Bayesian SegNet is a stochastic model and uses Monte Carlo dropout sampling to obtain uncertainties over the weights. To test this, we need to prepare a minibatch of samples, where each image in the minibatch is the same image. To do this, use `test_bayesian_segnet.py`

which will display the input image, ground truth, segmentation prediction and model uncertainty for each test image. Try these commands, changing the weight file to the one which you just processed above with correct inference statistics:

```
python /SegNet/Scripts/test_bayesian_segnet.py --model /SegNet/Models/bayesian_segnet_inference.prototxt --weights /SegNet/Models/Inference/test_weights.caffemodel --colours /SegNet/Scripts/camvid11.png --data /SegNet/CamVid/test.txt # Test Bayesian SegNet
python /SegNet/Scripts/test_bayesian_segnet.py --model /SegNet/Models/bayesian_segnet_basic_inference.prototxt --weights /SegNet/Models/Inference/test_weights.caffemodel --colours /SegNet/Scripts/camvid11.png --data /SegNet/CamVid/test.txt # Test Bayesian SegNet Basic
```

**Results**

Here are some example qualitative results from the CamVid dataset. It is also possible to view the model uncertainty for individual classes - some examples are shown here.

Input image

Bayesian SegNet segmentation

Average model uncertainty

Model uncertainty for the car class

Model uncertainty for the road class

Model uncertainty for the building class

Thank you for your interest in SegNet! I'd love to hear about any exciting results you produce, or you have any further questions, so please get in touch. My contact details are below. To discuss any issues you experience with the tutorial, please open up an issue on the GitHub repository.

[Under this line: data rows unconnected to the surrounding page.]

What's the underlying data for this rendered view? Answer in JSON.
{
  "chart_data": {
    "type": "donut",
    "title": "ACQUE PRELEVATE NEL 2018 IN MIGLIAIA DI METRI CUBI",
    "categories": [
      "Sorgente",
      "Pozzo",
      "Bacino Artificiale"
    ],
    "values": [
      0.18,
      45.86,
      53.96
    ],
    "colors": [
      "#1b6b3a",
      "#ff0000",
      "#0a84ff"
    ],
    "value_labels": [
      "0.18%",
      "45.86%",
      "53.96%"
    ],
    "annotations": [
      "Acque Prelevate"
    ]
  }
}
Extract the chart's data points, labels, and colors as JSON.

**Alex Kendall**, November 2015

**References**

[1] Badrinarayanan, Vijay, Alex Kendall, and Roberto Cipolla. "SegNet: A Deep Convolutional Encoder-Decoder Architecture for Image Segmentation." arXiv preprint arXiv:1511.00561 (2015).

[2] Brostow, Gabriel J., Julien Fauqueur, and Roberto Cipolla. "Semantic object classes in video: A high-definition ground truth database." Pattern Recognition Letters 30.2 (2009): 88-97.

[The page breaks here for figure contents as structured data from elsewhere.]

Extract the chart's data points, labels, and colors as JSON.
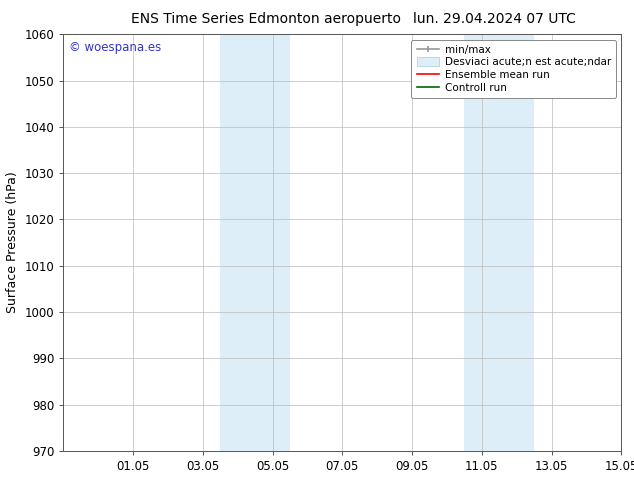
{
  "title_left": "ENS Time Series Edmonton aeropuerto",
  "title_right": "lun. 29.04.2024 07 UTC",
  "ylabel": "Surface Pressure (hPa)",
  "ylim": [
    970,
    1060
  ],
  "yticks": [
    970,
    980,
    990,
    1000,
    1010,
    1020,
    1030,
    1040,
    1050,
    1060
  ],
  "xlim": [
    0,
    16
  ],
  "xtick_labels": [
    "01.05",
    "03.05",
    "05.05",
    "07.05",
    "09.05",
    "11.05",
    "13.05",
    "15.05"
  ],
  "xtick_positions": [
    2,
    4,
    6,
    8,
    10,
    12,
    14,
    16
  ],
  "shaded_bands": [
    {
      "x_start": 4.5,
      "x_end": 6.5,
      "color": "#ddeef8"
    },
    {
      "x_start": 11.5,
      "x_end": 13.5,
      "color": "#ddeef8"
    }
  ],
  "watermark_text": "© woespana.es",
  "watermark_color": "#3333cc",
  "background_color": "#ffffff",
  "grid_color": "#bbbbbb",
  "title_fontsize": 10,
  "axis_label_fontsize": 9,
  "tick_fontsize": 8.5,
  "legend_fontsize": 7.5
}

[3] Ioffe, Sergey, and Christian Szegedy. "Batch normalization: Accelerating deep network training by reducing internal covariate shift." arXiv preprint arXiv:1502.03167 (2015).

[4] Kendall, Alex, Vijay Badrinarayanan, and Roberto Cipolla. "Bayesian SegNet: Model Uncertainty in Deep Convolutional Encoder-Decoder Architectures for Scene Understanding." arXiv preprint arXiv:1511.02680 (2015).

[5] Gal, Yarin, and Zoubin Ghahramani. "Dropout as a Bayesian approximation: Representing model uncertainty in deep learning." arXiv preprint arXiv:1506.02142 (2015).